Forest mentioned the “Digital Divide” program he operated as part of the Three Jewels Community Center, in which discarded computers were rebuilt and distributed to the elderly and other area residents without access to computer technology. Jeremy Seideman observed that this program was a good example of the type of project he was personally interested in. As one of the members of his regional chapter of the Knights of Pythias with a professional and educational background in Computer Science he chairs the Knights' technology committee. Their mission includes working with charitable organizations, so participating in a similar program in partnership with CFSG would be a good opportunity.
Instead of operating such programs directly, Forest stated that CFSG would be most useful as a “glue” organization, enabling other groups to be more effective at a regional, local level. The Free Software Foundation and the Software Freedom Law Center have an international scope, but CFSG can facilitate their presence directly within communities. A good example of this was the contribution CFSG made to establishing a Software Freedom Day event in New York City.
Forest believes the group should collect information and create an infrastructure for gathering and disseminating resources. A big part of this will center around enhancing the organization's online presence, using project management and documentation systems. At the same time an increase in outreach is necessary, to bring in additional participants. A good project consistent with becoming such an enabling organization will be to identify regional non-profit organizations in which Free Software can replace “pirated” proprietary applications and systems. In his work with Manhattan Neighborhood Network Forest has access to a list of community groups that receive video production resources through grant programs. This is a promising resource to explore as a method of identifying opportunities.
Dave Williams asked about the mechanics and logistics of becoming a consulting service and information clearinghouse for non-profits and community centers. Although the software is free and available at no cost, the equipment, human resources, and technical expertise are not. Part of being an effective “glue” organization is matching the best people to potential projects, and some discussion of how such a process can work is warranted.
Forest replied that documenting the value created by the group is key. Additionally, building a network of associates and colleagues will create goodwill. Comprehensive documentation will lead to successful grant applications and enhance the organization's prestige.

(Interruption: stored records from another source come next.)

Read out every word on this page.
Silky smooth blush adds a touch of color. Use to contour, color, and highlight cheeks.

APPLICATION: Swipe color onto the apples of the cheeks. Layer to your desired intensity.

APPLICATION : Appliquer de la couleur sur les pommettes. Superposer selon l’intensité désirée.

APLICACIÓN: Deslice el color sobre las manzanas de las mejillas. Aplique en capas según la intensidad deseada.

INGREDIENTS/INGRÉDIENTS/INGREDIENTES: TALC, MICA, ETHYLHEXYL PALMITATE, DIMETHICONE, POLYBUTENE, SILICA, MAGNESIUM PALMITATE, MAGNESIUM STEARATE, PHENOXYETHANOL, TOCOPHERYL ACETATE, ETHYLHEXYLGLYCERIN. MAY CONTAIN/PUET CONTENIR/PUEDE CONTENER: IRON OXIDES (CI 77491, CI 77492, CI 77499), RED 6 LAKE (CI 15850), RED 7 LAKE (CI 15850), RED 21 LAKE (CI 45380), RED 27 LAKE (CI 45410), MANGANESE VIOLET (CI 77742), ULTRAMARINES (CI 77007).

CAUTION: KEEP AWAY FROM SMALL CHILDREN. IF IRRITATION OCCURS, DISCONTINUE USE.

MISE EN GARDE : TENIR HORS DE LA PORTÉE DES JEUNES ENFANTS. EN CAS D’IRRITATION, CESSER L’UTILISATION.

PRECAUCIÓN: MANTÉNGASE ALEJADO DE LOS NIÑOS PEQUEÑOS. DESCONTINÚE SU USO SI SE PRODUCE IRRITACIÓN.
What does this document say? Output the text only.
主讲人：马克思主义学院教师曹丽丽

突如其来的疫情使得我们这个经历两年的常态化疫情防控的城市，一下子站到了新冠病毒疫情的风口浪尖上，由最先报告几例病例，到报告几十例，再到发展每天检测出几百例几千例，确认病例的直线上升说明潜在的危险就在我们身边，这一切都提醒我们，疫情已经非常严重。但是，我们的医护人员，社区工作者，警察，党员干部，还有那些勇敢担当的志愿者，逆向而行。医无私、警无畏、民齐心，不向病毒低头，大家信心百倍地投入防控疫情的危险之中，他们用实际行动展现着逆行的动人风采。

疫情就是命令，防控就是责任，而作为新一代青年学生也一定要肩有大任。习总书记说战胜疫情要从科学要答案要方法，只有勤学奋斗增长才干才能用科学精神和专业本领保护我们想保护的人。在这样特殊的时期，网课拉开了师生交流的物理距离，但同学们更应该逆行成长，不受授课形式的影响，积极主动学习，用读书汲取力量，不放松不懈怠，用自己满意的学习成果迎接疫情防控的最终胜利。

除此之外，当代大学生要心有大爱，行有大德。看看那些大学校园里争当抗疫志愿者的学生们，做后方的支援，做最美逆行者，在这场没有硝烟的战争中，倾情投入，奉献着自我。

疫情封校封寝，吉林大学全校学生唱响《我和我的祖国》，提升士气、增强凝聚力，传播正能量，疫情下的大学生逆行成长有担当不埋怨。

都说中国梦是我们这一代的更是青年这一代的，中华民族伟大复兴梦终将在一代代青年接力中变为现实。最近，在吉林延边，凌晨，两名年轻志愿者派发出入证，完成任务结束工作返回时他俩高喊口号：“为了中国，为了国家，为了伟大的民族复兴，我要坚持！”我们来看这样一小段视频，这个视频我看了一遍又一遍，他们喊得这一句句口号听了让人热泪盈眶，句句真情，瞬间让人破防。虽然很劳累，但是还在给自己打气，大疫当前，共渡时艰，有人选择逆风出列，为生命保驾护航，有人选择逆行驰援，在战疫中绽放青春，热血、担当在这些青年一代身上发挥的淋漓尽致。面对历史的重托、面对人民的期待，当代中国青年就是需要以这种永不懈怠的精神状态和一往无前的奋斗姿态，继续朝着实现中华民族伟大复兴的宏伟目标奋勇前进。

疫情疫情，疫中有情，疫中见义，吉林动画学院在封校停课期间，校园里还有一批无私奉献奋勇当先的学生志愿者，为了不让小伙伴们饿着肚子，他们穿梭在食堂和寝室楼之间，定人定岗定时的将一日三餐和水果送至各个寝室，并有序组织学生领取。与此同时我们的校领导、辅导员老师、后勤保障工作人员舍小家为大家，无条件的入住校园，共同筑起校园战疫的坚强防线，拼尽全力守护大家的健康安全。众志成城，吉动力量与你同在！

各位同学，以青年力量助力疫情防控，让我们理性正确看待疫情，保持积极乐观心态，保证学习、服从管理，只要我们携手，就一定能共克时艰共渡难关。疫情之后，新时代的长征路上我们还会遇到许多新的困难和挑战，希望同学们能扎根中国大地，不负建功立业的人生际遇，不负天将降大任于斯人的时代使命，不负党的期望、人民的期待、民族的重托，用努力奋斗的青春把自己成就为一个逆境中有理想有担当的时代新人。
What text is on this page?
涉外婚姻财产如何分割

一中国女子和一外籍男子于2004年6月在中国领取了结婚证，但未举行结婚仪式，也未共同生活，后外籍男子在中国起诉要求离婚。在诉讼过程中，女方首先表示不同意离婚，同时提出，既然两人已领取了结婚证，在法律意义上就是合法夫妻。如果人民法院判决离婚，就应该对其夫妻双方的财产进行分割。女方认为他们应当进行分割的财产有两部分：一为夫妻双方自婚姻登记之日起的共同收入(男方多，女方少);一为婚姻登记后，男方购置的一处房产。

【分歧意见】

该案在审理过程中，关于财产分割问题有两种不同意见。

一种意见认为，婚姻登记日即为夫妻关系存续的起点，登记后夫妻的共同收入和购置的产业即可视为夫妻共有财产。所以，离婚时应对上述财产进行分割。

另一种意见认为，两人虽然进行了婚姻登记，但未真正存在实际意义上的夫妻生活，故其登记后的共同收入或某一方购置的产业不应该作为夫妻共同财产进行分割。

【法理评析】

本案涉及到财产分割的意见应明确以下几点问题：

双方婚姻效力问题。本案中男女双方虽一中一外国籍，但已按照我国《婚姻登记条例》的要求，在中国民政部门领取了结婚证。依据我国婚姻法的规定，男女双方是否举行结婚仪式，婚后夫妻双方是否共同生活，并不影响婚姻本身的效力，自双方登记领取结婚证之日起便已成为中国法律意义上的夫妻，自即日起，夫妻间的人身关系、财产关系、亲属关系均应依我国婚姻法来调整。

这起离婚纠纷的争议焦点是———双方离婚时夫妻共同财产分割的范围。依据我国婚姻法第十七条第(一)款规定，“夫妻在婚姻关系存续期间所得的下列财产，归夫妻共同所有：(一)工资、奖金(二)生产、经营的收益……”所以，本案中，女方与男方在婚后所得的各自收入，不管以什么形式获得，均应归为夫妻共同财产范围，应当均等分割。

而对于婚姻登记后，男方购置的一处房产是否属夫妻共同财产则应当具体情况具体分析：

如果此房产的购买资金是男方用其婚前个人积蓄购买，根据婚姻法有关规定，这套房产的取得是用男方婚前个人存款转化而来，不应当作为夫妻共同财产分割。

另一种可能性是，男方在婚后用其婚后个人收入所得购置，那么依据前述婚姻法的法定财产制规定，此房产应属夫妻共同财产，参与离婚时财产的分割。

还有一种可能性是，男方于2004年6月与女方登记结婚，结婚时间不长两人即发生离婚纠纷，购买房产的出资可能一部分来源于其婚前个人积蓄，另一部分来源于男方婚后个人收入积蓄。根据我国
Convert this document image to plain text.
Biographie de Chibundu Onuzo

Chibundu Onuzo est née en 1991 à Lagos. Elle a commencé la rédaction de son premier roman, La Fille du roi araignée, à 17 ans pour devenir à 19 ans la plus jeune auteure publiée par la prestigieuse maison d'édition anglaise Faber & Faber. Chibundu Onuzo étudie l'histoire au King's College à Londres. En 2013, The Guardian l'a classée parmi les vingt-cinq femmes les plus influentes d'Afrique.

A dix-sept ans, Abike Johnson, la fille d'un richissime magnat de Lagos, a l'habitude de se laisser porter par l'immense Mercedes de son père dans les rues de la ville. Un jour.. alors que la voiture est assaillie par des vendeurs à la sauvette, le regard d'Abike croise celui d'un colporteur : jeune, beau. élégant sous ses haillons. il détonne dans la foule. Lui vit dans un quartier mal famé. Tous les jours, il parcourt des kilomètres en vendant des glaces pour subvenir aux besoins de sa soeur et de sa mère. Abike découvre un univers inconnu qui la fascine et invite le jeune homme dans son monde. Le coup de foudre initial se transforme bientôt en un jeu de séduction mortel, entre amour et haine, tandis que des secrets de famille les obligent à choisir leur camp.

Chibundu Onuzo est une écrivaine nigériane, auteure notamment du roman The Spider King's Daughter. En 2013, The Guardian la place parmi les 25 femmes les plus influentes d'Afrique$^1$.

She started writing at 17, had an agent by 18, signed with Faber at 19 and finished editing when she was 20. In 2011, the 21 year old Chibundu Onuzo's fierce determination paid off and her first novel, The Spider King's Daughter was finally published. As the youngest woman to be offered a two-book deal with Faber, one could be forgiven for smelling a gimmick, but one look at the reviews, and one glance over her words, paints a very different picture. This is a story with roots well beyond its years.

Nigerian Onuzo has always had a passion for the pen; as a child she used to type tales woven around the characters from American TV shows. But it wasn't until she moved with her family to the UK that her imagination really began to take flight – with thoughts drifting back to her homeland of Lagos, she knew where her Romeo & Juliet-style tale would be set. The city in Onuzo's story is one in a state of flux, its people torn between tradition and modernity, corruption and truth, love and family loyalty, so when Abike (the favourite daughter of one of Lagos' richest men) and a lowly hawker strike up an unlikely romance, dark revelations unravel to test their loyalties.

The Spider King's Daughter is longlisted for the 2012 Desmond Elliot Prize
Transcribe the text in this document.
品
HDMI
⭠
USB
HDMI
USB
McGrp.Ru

Becoming an information hub may prove a better approach to fulfilling the group's mission than actually implementing projects directly, by providing an opposing force to the network effects of proprietary software. CFSG can identify projects and match them to qualified people, allowing others to handle the implementation details. Forest proposed a networking event over the Labor Day weekend, and suggested members of the May First organization be contacted.
Dave said that the highest immediate priorities of the group should center around replacing Joe Maffia, which can be accomplished by recruiting a new Treasurer and moving the organization's online resources to a new host. Once this task is complete all of our available energies can go toward growing the organization and establishing these new resources. Dave proposed that Jeremy Seideman take over the Treasurer's responsibilities in the interim, and Jeremy agreed to the request.
There being no further business before the meeting, the President moved to adjourn. The motion was seconded, carried, and the meeting was adjourned.